We don’t have many RCTs that study incapacitation by randomly imprisoning people, but that does not mean we have no RCTs on incapacitation! I am thinking of summer jobs programs for teenagers — a kind of voluntary incapacitation. And what does Stevenson say about these programs?

One of the few interventions in which success has been replicated is city sponsored summer job programs for teens. Numerous RCTs have found that summer employment reduces criminal justice involvement.

As Stevenson implies, most of the effect of these programs seems to come from incapacitation — that is, the effect generally lasts only for the summer, suggesting teens are simply being kept away from trouble rather than undergoing a long-lasting change in preferences which, if it exists, is icing on the cake.

It’s decidedly tough to change preferences and many criminology and social science programs aim to change preferences.


To be clear, I am not arguing that it’s easy to change behavior by changing constraints or fiddling with incentive design — assumptions may be false, theories may be wrong, consequences may be unintended. Nor is it easy to test such theories — file drawers, small sample sizes, motivated reasoning, forking paths and so on apply to all such tests.

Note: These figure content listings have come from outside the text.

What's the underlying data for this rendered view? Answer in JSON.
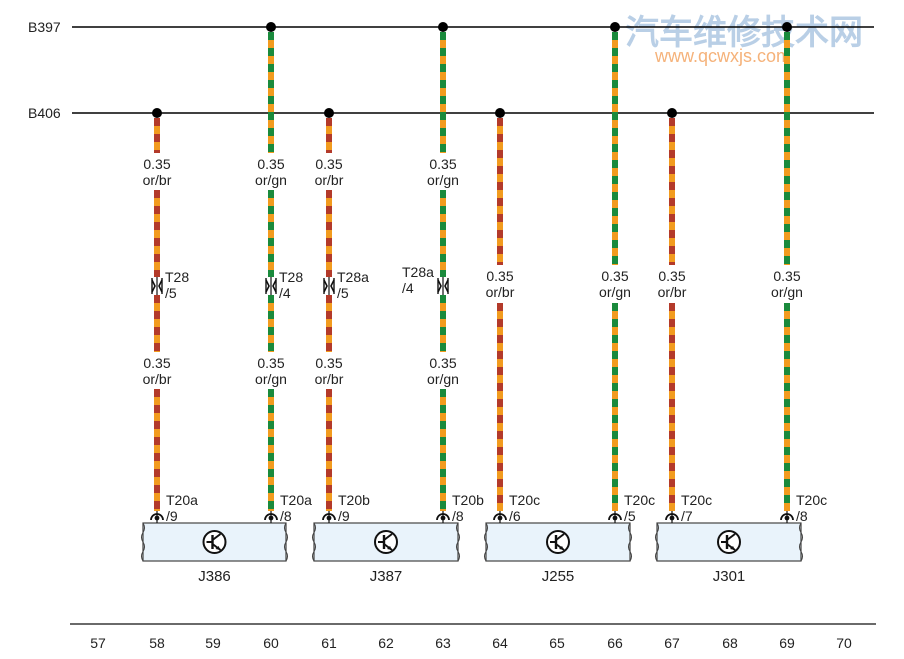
{
  "watermark": {
    "title": "汽车维修技术网",
    "url": "www.qcwxjs.com"
  },
  "buses": [
    {
      "id": "B397",
      "label": "B397"
    },
    {
      "id": "B406",
      "label": "B406"
    }
  ],
  "colors": {
    "or": "#f29b1e",
    "br": "#b33a2a",
    "gn": "#1a8a3c",
    "line": "#000000",
    "connector_fill": "#e9f3fb",
    "watermark_title": "#b9cfe6",
    "watermark_url": "#f5b27a"
  },
  "wires": [
    {
      "id": "w58",
      "column": "58",
      "bus": "B406",
      "color2": "br",
      "segments": [
        {
          "label1": "0.35",
          "label2": "or/br"
        },
        {
          "label1": "0.35",
          "label2": "or/br"
        }
      ],
      "inline_connector": {
        "name": "T28",
        "pin": "/5"
      },
      "terminal": {
        "name": "T20a",
        "pin": "/9"
      }
    },
    {
      "id": "w60",
      "column": "60",
      "bus": "B397",
      "color2": "gn",
      "segments": [
        {
          "label1": "0.35",
          "label2": "or/gn"
        },
        {
          "label1": "0.35",
          "label2": "or/gn"
        }
      ],
      "inline_connector": {
        "name": "T28",
        "pin": "/4"
      },
      "terminal": {
        "name": "T20a",
        "pin": "/8"
      }
    },
    {
      "id": "w61",
      "column": "61",
      "bus": "B406",
      "color2": "br",
      "segments": [
        {
          "label1": "0.35",
          "label2": "or/br"
        },
        {
          "label1": "0.35",
          "label2": "or/br"
        }
      ],
      "inline_connector": {
        "name": "T28a",
        "pin": "/5"
      },
      "terminal": {
        "name": "T20b",
        "pin": "/9"
      }
    },
    {
      "id": "w63",
      "column": "63",
      "bus": "B397",
      "color2": "gn",
      "segments": [
        {
          "label1": "0.35",
          "label2": "or/gn"
        },
        {
          "label1": "0.35",
          "label2": "or/gn"
        }
      ],
      "inline_connector": {
        "name": "T28a",
        "pin": "/4"
      },
      "terminal": {
        "name": "T20b",
        "pin": "/8"
      }
    },
    {
      "id": "w64",
      "column": "64",
      "bus": "B406",
      "color2": "br",
      "segments": [
        {
          "label1": "0.35",
          "label2": "or/br"
        }
      ],
      "terminal": {
        "name": "T20c",
        "pin": "/6"
      }
    },
    {
      "id": "w66",
      "column": "66",
      "bus": "B397",
      "color2": "gn",
      "segments": [
        {
          "label1": "0.35",
          "label2": "or/gn"
        }
      ],
      "terminal": {
        "name": "T20c",
        "pin": "/5"
      }
    },
    {
      "id": "w67",
      "column": "67",
      "bus": "B406",
      "color2": "br",
      "segments": [
        {
          "label1": "0.35",
          "label2": "or/br"
        }
      ],
      "terminal": {
        "name": "T20c",
        "pin": "/7"
      }
    },
    {
      "id": "w69",
      "column": "69",
      "bus": "B397",
      "color2": "gn",
      "segments": [
        {
          "label1": "0.35",
          "label2": "or/gn"
        }
      ],
      "terminal": {
        "name": "T20c",
        "pin": "/8"
      }
    }
  ],
  "components": [
    {
      "id": "J386",
      "label": "J386",
      "symbol": "transistor-icon"
    },
    {
      "id": "J387",
      "label": "J387",
      "symbol": "transistor-icon"
    },
    {
      "id": "J255",
      "label": "J255",
      "symbol": "transistor-icon"
    },
    {
      "id": "J301",
      "label": "J301",
      "symbol": "transistor-icon"
    }
  ],
  "ruler": [
    "57",
    "58",
    "59",
    "60",
    "61",
    "62",
    "63",
    "64",
    "65",
    "66",
    "67",
    "68",
    "69",
    "70"
  ]
}
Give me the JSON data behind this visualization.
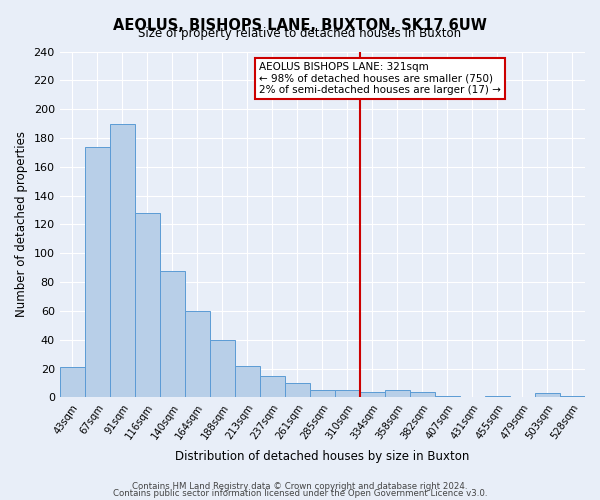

Nor am I saying that changing preferences is impossible. Propaganda and marketing change preferences, although in both cases it’s much easier to convince people that a particular brand satisfies preexisting preferences than to create entirely new preferences. I am saying that it’s decidedly tough to change preferences and that many criminology and social science programs aim to change preferences. Given this foundation, it’s hardly surprising that many RCTs fail. The criminological programs that RCTs test are typically inspired more by compelling narratives than solid theory and cognate evidence. Human beings are great storytellers — but most of the stories we tell are false. Acknowledging this could significantly change how we choose which programs to fund and test.